Wenige Kilometer westlich der Stadtgrenzen von Jerewan liegt ein weiterer bemerkenswerter Ort: Etschmiadsin, das seit den frühen 1990er-Jahren auch wieder seinen alten Namen Wagharschapat trägt. Hier befindet sich das Zentrum der Armenischen Apostolischen Kirche mit dem Sitz ihres Oberhauptes, des Katholikos, hier werden Priester zum Dienst für Gott, Mensch und Kirche ausgebildet. Außer den Besuchergruppen gehören über das weitläufige Gelände flanierende Theologen ebenso zum Bild wie Handwerker, die sich an verschiedenen Ecken und Enden zu schaffen machen. Die Kathedrale von Etschmiadsin, wie Geghard UNESCO-Weltkulturerbestätte, ist eine der ältesten und ihrem Ruf nach schönsten des ganzen Landes und geht auf den bereits erwähnten Gregor den Erleuchter zurück, den ersten Katholikos überhaupt. Seit einer ganzen Reihe von Jahren wird die Kathedrale allerdings grundlegend restauriert und ist, wie auch das Museum, für Besucher nicht zugänglich. Man darf auf das Ergebnis der langwierigen Arbeiten gespannt sein.
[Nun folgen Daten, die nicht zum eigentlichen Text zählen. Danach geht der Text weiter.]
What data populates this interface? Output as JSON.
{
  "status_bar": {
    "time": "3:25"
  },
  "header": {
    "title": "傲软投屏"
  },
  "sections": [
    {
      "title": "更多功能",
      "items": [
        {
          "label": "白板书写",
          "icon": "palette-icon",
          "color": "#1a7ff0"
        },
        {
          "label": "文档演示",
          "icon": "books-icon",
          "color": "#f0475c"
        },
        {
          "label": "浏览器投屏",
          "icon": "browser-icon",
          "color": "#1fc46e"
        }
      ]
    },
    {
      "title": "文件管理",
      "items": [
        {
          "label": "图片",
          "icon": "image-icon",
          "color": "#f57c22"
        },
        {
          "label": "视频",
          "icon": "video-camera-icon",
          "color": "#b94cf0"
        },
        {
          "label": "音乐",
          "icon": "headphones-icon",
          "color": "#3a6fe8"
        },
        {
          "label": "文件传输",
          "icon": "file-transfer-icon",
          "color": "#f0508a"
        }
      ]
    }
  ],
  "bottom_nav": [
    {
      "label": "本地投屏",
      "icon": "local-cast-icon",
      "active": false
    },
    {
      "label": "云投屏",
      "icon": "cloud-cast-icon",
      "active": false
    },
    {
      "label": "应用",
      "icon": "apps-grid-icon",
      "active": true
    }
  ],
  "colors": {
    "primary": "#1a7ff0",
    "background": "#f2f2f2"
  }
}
Über den Sewansee, der ebenfalls nur ungefähr eine Autostunde nordöstlich der Hauptstadt gelegen ist, soll der Schriftsteller Maxim Gorki einst gesagt haben, er sei wie ein Stück Himmel, das zwischen die Berge gefallen sei. In der Tat ist das im Volksmund so bezeichnete “armenische Meer” eine bezaubernde Region des Landes, die dazu einlädt, sich Badefreuden hinzugeben, aber auch Zeugnissen der Vergangenheit nachzuspüren. Dafür bietet sich etwa das Sewankloster mit drei Kirchen aus dem 9. Jahrhundert auf einer kleinen Halbinsel an, von deren höchstem Punkt aus man einen herrlichen Rundblick über den nördlichen Teil des Sees genießt.
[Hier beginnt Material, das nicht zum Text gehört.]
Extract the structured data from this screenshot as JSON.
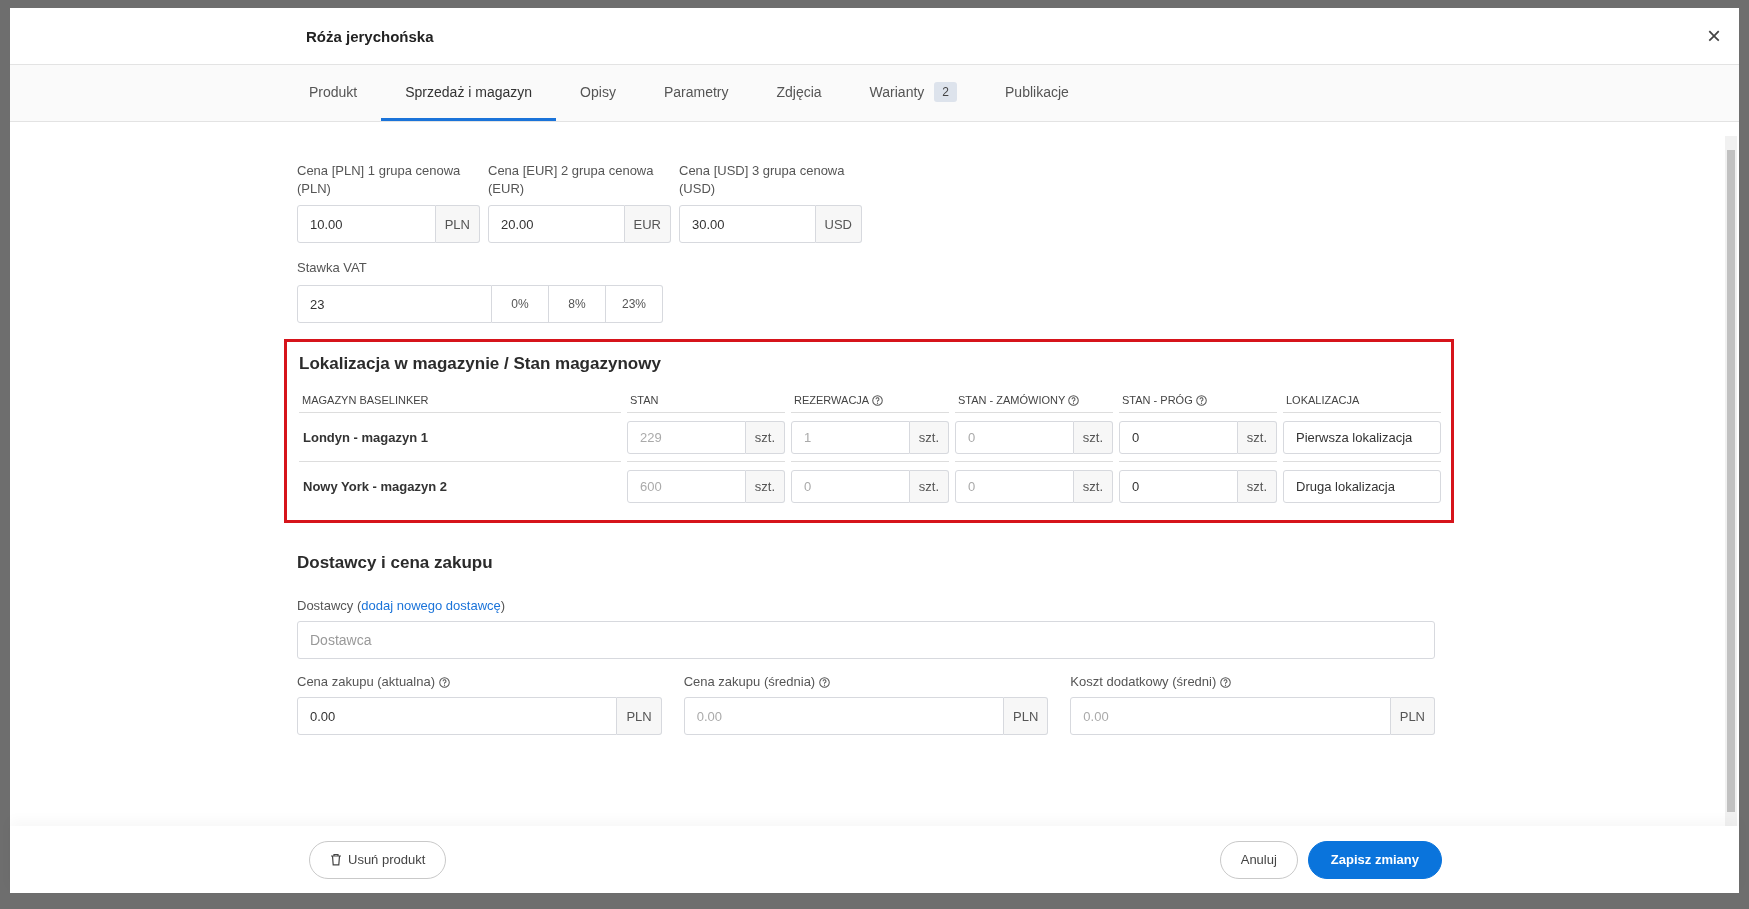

Der kulturelle Reichtum Armeniens ist immens, die hier beschriebenen Orte bieten nur eine kleine Auswahl an herausragenden Kulturstätten. Landschaftliche Schönheit und eine schmackhafte Küche sind weitere Gründe, dieses kleine südkaukasische Land zu besuchen, das abseits der westeuropäischen Touristenströme liegt.